A testimonianza del successo riscosso in ambito locale dalla pala d’altare di Francesco Vanni illustrata nel precedente articolo si collegano due pitture di anonimi esecutori conservate nella sacrestia della cattedrale di Sora. La prima è del secolo XVII e raffigura la Madonna con il Bambino ed i Santi Giuseppe e Antonio di Padova; la seconda è del secolo XVIII e raffigura la Madonna con il Bambino ed i Santi Francesco, Restituta, Giovanni evangelista e Antonio di Padova. (Cfr. S. Di Palma, I dipinti della sacrestia, in “Antiquissimum et aureum phanum Sora chiesa cattedrale di Santa Maria Assunta”, Roma 2015).

Per quanto concerne la prima tela un dato sicuro è che essa faceva parte del corredo di pale d’altare che ornava un tempo la chiesa cattedrale. In alto è raffigurata a mezzo busto la Madonna con il Bambino che appaiono tra le nuvole accompagnati da uno stuolo di angeli dei quali una coppia regge una corona; al di sotto dell’apparizione i due santi si stagliano su un nudo terreno: a sinistra Giuseppe volge lo sguardo verso il sacro gruppo mentre sostiene la verga fiorita che lo qualifica come prescelto sposo di Maria, a destra Antonio rivolge il suo sguardo meditabondo verso l’osservatore e sostiene i tipici attributi iconografici che lo connotano: il giglio simbolo di castità ed il libro che allude a due delle tante capacità riconosciutegli in vita, ossia la vasta erudizione e l’abilità di predicatore. Il paesaggio dove si trovano i due santi prosegue alle loro spalle: qui un nucleo abitativo, circostanziato da una doppia fila di monti tondeggianti, è situato in lontananza al centro del quadro e si scorgono la riva di un lago, una torre, una fontana, un personaggio ed infine un campanile.

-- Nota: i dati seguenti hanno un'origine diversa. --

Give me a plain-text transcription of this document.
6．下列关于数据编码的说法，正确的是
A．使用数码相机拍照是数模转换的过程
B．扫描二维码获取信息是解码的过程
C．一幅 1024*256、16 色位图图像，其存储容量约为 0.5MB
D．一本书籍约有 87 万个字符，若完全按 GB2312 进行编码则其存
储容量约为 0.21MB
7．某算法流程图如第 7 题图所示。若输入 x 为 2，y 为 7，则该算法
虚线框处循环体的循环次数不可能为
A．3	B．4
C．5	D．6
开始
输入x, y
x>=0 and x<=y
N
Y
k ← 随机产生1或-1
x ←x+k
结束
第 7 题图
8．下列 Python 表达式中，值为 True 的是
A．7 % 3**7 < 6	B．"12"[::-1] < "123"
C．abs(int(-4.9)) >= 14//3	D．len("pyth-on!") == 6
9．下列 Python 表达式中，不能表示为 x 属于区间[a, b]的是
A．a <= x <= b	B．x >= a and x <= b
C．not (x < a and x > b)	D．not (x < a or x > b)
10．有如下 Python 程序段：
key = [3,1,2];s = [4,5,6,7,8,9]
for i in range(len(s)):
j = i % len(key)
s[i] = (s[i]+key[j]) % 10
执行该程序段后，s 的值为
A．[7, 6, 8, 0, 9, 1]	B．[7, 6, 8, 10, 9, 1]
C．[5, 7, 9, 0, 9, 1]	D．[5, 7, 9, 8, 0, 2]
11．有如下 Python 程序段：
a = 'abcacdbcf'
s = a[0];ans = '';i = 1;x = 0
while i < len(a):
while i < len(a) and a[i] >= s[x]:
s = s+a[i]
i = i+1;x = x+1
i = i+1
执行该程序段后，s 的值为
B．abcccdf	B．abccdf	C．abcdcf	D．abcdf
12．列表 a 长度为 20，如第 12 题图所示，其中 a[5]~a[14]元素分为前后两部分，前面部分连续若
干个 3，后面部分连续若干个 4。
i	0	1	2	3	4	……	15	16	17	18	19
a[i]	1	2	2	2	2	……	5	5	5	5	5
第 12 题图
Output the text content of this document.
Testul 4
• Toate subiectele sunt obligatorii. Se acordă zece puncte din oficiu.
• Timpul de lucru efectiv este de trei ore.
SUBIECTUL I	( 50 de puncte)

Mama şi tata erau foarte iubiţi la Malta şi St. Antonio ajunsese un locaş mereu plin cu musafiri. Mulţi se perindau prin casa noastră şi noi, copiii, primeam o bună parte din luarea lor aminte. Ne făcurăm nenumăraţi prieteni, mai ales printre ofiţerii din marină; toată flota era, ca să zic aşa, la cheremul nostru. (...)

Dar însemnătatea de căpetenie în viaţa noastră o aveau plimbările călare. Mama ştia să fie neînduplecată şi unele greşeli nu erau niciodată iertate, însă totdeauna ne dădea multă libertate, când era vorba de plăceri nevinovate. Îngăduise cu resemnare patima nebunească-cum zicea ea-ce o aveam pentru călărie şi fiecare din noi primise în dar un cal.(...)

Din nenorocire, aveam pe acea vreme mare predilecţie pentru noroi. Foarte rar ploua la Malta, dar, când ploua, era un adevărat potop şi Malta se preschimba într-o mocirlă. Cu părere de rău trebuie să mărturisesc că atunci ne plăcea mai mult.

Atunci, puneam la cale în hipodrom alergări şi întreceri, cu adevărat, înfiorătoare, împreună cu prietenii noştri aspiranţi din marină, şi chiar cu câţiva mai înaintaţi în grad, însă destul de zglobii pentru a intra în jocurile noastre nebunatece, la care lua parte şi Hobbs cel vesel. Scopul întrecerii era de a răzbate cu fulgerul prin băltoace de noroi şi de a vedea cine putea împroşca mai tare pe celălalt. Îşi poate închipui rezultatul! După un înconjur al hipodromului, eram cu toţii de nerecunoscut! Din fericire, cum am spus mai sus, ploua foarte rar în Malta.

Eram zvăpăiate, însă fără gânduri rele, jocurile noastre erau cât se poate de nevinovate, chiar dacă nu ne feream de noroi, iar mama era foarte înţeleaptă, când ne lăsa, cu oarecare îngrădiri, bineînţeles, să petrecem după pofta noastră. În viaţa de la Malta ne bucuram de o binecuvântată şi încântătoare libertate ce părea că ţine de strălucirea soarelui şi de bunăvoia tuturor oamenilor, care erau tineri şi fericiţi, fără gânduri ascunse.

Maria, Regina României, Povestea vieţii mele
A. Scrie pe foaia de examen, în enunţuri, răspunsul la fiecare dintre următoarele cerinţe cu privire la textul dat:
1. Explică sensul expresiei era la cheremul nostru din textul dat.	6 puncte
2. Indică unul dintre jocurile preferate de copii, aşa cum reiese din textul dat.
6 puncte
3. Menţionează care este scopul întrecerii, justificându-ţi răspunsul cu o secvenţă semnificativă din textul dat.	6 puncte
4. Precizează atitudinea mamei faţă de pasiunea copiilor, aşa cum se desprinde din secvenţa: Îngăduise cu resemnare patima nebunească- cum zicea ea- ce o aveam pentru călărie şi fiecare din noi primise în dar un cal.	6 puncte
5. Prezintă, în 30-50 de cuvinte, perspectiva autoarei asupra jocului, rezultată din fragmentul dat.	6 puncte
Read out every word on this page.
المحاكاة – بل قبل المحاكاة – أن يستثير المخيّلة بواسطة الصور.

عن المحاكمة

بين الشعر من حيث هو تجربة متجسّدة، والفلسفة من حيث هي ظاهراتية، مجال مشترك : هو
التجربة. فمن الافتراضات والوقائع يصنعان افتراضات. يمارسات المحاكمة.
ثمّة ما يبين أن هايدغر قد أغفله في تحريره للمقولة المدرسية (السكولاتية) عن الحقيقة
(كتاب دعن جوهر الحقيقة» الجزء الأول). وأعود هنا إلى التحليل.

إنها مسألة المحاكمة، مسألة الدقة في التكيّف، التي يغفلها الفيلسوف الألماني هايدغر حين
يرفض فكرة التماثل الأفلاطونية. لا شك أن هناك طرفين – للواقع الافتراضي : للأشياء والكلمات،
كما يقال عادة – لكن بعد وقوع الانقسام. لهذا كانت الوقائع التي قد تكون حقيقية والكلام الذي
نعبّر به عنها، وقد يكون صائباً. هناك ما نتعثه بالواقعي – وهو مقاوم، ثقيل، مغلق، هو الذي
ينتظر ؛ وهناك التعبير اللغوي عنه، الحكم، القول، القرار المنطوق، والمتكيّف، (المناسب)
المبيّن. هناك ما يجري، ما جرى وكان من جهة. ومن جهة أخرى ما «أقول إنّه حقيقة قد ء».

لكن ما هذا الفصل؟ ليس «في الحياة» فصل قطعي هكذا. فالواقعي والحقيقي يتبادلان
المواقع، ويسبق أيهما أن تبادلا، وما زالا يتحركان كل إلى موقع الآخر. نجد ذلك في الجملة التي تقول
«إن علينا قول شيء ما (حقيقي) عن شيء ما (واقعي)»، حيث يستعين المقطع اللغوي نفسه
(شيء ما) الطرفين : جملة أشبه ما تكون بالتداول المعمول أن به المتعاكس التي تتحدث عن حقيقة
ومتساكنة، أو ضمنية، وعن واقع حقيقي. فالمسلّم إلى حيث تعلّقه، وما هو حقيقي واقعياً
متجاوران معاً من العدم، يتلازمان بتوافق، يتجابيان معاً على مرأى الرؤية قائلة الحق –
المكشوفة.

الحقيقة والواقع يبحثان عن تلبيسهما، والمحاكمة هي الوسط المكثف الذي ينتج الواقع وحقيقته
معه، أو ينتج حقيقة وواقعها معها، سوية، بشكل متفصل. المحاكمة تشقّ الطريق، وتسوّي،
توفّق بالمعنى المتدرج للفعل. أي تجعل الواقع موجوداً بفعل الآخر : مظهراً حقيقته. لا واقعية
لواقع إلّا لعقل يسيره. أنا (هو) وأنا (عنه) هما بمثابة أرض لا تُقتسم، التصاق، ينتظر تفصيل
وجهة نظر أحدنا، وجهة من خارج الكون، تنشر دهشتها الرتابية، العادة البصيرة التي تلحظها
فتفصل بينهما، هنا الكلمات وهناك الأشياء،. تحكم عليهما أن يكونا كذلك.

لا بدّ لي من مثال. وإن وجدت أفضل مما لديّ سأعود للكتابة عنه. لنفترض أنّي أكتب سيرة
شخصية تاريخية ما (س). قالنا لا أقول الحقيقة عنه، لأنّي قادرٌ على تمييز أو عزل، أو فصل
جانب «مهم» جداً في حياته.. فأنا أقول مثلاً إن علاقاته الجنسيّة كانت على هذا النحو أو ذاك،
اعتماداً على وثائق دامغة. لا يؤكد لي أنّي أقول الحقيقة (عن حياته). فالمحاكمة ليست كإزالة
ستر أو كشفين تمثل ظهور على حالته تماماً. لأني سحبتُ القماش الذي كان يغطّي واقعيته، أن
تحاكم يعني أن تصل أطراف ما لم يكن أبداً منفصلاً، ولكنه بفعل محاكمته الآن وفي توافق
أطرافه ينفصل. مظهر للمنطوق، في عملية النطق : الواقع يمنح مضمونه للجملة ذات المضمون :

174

Allo stesso schema compositivo aderisce il secondo dipinto di cui però non si conosce l’originaria destinazione. Nella parte superiore vi è di nuovo l’apparizione della Madonna con il Bambino (che ripetono i medesimi gesti dell’altra tela) e gli angeli compresi quelli che reggono la corona. Nella parte inferiore invece i santi si moltiplicano. Inginocchiati per terra sono san Francesco e santa Restituta mentre in posizione più defilata si scorgono sant’Antonio e l’evangelista Giovanni raffigurato come da tradizione quale giovane privo di barba e accompagnato dagli attributi che lo identificano come scrittore di storia sacra (un codice, una penna e l’aquila che, secondo l’esegesi tardo-antica, è associata al santo sulla base del suo Inno al Verbo). Anche in questo dipinto il centrale paesaggio è inteso come proseguimento del luogo in cui si trovano i quattro personaggi ed è costituito da due edifici ed una torre.

Appare evidente che le due tele, pur differenziandosi per possibile datazione ed effettive capacità di ciascun artefice che le ha prodotte, mostrano delle forti analogie tra loro. Ciò è ben percepibile nel comune schema che prevede l’apparizione della Madonna con il Bambino con degli angeli e nelle presenze sia dei santi sia di un luogo lontanamente urbano.

Appare inequivocabile che i due pittori, nel segno di una sorta di spirito di emulazione non supportata da degna capacità artistica, si rifanno allo splendido modello dipinto dal Vanni per il cardinale Baronio per la chiesa di Santa Maria degli Angeli di Sora.

I due dipinti custoditi nella sacrestia della cattedrale sono da intendersi infatti come certificazione del successo e del fascino esercitato dalla pittura del senese sulla cultura locale. Ovviamente il paragone tra questi due dipinti e quello del Vanni è inesistente per varie ragioni tra le quali si evidenzia quella di una vera e propria incapacità degli artefici locali che arrivano a produrre anche effetti contrari ai presupposti d’imitazione da cui saranno sicuramente partiti.

A tal riguardo si veda nella tela del secolo XVII l’insistenza del trattamento delle figure per masse volumiche particolarmente pronunciate nel gruppo della Madonna con il Bambino, negli angeli e nel san Giuseppe, nonché l’inespressività dei volti. Nella tela del secolo successivo è invece attuata una soffocante insistenza di citazioni tratte dal Vanni. Anche in questo caso il tentativo dell’esecutore di personalizzare ulteriormente lo schema di base (tramite espedienti quali la moltiplicazione dei santi oppure con l’aggiunta di nuovi particolari, come mostra il grappolo d’uva trattenuto dal Cristo) è male assortito con la resa coloristica basata su una fredda gamma cromatica. In entrambe le pitture anche la redazione del centrale paesaggio si discosta profondamente dalla meticolosa veduta di Sora dipinta da Francesco Vanni.